Other Aspects of Data Privacy

This section describes some other aspects of Data Privacy, and how they relate to Brand Compliance.

Note:

The data passed to IDCS or OCI IAM includes personal information (user name and email address). The user may also manually enter personal contact information in IDCS or OCI IAM.

The Brand Compliance Right to Access and Right to Erase/Right to be Forgotten data privacy services are not extended to access IDCS or OCI IAM, so the retailer must also check for a corresponding user profile in IDCS or OCI IAM, and where necessary, remove the personal information from OCI IAM.

When a new user is created in Brand Compliance, the User record has a flag set to indicate that its data has been passed to IDCS or OCI IAM.

Data Portability

Data Portability is the right for the data subject to receive the data concerning them, in a common, structured machine-readable format. The Right to Access service and other APIs provide access to the majority of Brand Compliance data. The Reports module also allows the export of data in various formats.

Privacy by Design and Data Minimization

Privacy by Design and Data Minimization relates to making data privacy and protection integral to the design of the system, such as minimizing the data set to that which is necessary to perform the function of the system, and restricting the access to personal data to just the users that need it. The personal data held in Brand Compliance is already minimal; it relates to business contact data.

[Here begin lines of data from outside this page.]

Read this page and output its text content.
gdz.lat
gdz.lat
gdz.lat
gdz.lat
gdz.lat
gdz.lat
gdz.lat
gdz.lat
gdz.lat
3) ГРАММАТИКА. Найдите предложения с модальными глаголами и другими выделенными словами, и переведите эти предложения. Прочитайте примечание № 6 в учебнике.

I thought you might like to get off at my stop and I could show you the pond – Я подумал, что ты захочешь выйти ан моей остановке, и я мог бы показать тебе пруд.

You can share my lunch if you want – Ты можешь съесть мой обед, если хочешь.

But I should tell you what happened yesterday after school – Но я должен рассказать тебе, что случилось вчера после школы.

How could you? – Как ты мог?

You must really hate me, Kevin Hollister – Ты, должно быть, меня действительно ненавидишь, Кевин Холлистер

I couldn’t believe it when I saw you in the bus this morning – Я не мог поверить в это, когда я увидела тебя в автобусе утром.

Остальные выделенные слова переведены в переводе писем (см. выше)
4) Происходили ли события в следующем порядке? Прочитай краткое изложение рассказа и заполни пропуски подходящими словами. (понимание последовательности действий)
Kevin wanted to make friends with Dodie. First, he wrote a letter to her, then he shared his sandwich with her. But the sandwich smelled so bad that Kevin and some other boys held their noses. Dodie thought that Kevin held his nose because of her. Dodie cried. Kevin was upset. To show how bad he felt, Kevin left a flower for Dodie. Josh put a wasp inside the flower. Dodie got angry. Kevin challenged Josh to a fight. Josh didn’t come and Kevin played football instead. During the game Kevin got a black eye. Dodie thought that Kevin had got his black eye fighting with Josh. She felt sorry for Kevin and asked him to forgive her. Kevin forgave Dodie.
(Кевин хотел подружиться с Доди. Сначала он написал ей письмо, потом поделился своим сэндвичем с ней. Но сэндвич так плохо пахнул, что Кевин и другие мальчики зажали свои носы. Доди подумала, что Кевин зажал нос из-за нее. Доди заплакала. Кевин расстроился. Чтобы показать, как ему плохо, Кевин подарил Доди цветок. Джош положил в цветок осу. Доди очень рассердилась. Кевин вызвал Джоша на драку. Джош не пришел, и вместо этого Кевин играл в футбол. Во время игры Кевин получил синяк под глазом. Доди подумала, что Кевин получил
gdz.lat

Access to the Brand Compliance data is restricted by the Permissions security model, based on the user's roles and what organization they are associated to; the configurable access controls are granular, down the level of individual fields.

There is no need to specifically mark fields as sensitive in Brand Compliance, however, the retailer/portal owner could chose to do so by configuring the field label system text themselves.

Data Deletion

The deletion of data is limited due to the due diligence nature of Brand Compliance. Certain data must be retained indefinitely, so options to delete or purge data are limited to a select few areas. Where data is deleted, it is not possible for it to be re-accessed.

The Right to be Forgotten solution includes the retailer/portal owner's ability to purge personal data from inactive user accounts. As certain data cannot be physically deleted, the erasure is by obfuscating the appropriate fields.

Notice and Consent

Notice and Consent is necessary where personal data is being held or processed. In Brand Compliance, the Terms and Conditions pages can be configured by the retailer/portal owner to include the necessary notices for the user to accept or otherwise.

Availability

Backup and disaster recovery facilities for Brand Compliance are provided as standard as part of the Cloud Service solution.

The majority of Brand Compliance data is available for export using the suite of secure APIs.

Tracking Technologies

Brand Compliance does not include any Tracking Technologies such as IP addresses or device fingerprints. A single cookie is used, for session connectivity.

Separation of Duties

Some tasks, such as the approval of a Product Specification or completion of an Audit, require actions by separate users; the completion of the tasks is controlled in Brand Compliance by workflow rules.

Logging

Maintenance of Brand Compliance records is recorded in the Change History log. Read access is not logged.

The Web Service log records details of all API calls; these are accessible only to administrators.

The Brand Compliance data is secured by HTTPS/SSL in transit; data at rest in the MySQL application database is not encrypted.